En 1754 o 1755, se convirtió en Tides Surveyor en Liverpool (una forma de oficial de aduanas encargado de buscar contrabando y pagado con la mitad del botín tomado de otros). Fue en este punto que Newton comenzó a expresar interés en el ministerio, pero en ese momento no pudo decidir entre la fe metodista y la anglicana. Finalmente fue ordenado sacerdote en la Iglesia de Inglaterra en 1764.

Es muy probable que Newton compusiera ‘Amazing Grace’ en 1772, aunque no hay un acuerdo claro sobre la fecha. Según un biógrafo, el himno fue escrito junto con muchos otros durante una competencia informal de escritura de himnos que tenía con William Cowper, otro destacado escritor de himnos. Si es así, eso pone en duda que esta composición en particular sea únicamente una efusión catártica de asombro por la misericordia del Señor; después de todo, hay tantos temas que se pueden exponer en un himno, y la salvación personal es uno de ellos.

Newton comenzó a lamentar su participación en el comercio de esclavos recién en 1780, treinta y dos años después de su conversión, y ocho años después de escribir ‘Amazing Grace’. En 1785 comenzó a luchar contra la esclavitud manifestándose en su contra, y continuó haciéndolo hasta su muerte en 1807.

Por lo tanto, el esqueleto de la historia es cierto: un antiguo traficante de esclavos compuso uno de los himnos más conmovedores de nuestro tiempo. Pero la esencia de la afirmación, que un evento horrible incitó a un pecador a arrepentirse inmediatamente de sus malos caminos, escribiendo ‘Amazing Grace’ como una expresión de su arrepentimiento, falla en los hechos.
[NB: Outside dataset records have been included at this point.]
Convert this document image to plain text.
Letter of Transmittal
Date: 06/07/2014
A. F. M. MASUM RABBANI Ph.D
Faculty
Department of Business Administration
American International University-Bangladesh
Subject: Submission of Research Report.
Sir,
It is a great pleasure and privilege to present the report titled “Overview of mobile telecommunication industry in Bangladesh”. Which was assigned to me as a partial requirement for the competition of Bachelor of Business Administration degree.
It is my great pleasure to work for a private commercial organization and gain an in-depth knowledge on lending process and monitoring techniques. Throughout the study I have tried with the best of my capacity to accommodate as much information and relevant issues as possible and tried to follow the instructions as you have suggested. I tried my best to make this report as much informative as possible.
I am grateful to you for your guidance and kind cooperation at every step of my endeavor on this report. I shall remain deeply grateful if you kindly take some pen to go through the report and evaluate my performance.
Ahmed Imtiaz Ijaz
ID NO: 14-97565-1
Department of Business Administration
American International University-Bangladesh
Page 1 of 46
La adopción del cristianismo impulsada por la tormenta de Newton no lo cambió demasiado; Continuó ganándose la vida con el comercio de esclavos durante muchos años después y solo abandonó el comercio cuando su esposa insistió en que llevaran una vida estable en Inglaterra. (De hecho, menos de un año después de su conversión impulsada por la tormenta, Newton estaba de regreso en África, negociando la compra de negros recién capturados y tomando otra “esposa africana” mientras estaba allí. Difícilmente era el chico del cartel para el verdadero penitente, al menos en ese momento de su vida).

Newton finalmente creció en su conversión de modo que al final de sus días en realidad era el hombre piadoso que uno esperaría haber escrito ‘Amazing Grace’. Pero fue un proceso lento afectado por el paso de las décadas, no algo que sucedió con un trueno y un relámpago. En el caso de Newton, la “gracia asombrosa” de la que escribió bien podría haberse referido a la paciencia infinita de Dios con él.

Aún así, la historia de Newton nos da esperanza a todos: incluso el mayor de los pecadores puede arrepentirse en última instancia y de manera significativa, e incluso la conversión más indiferente puede hacer su magia con el tiempo.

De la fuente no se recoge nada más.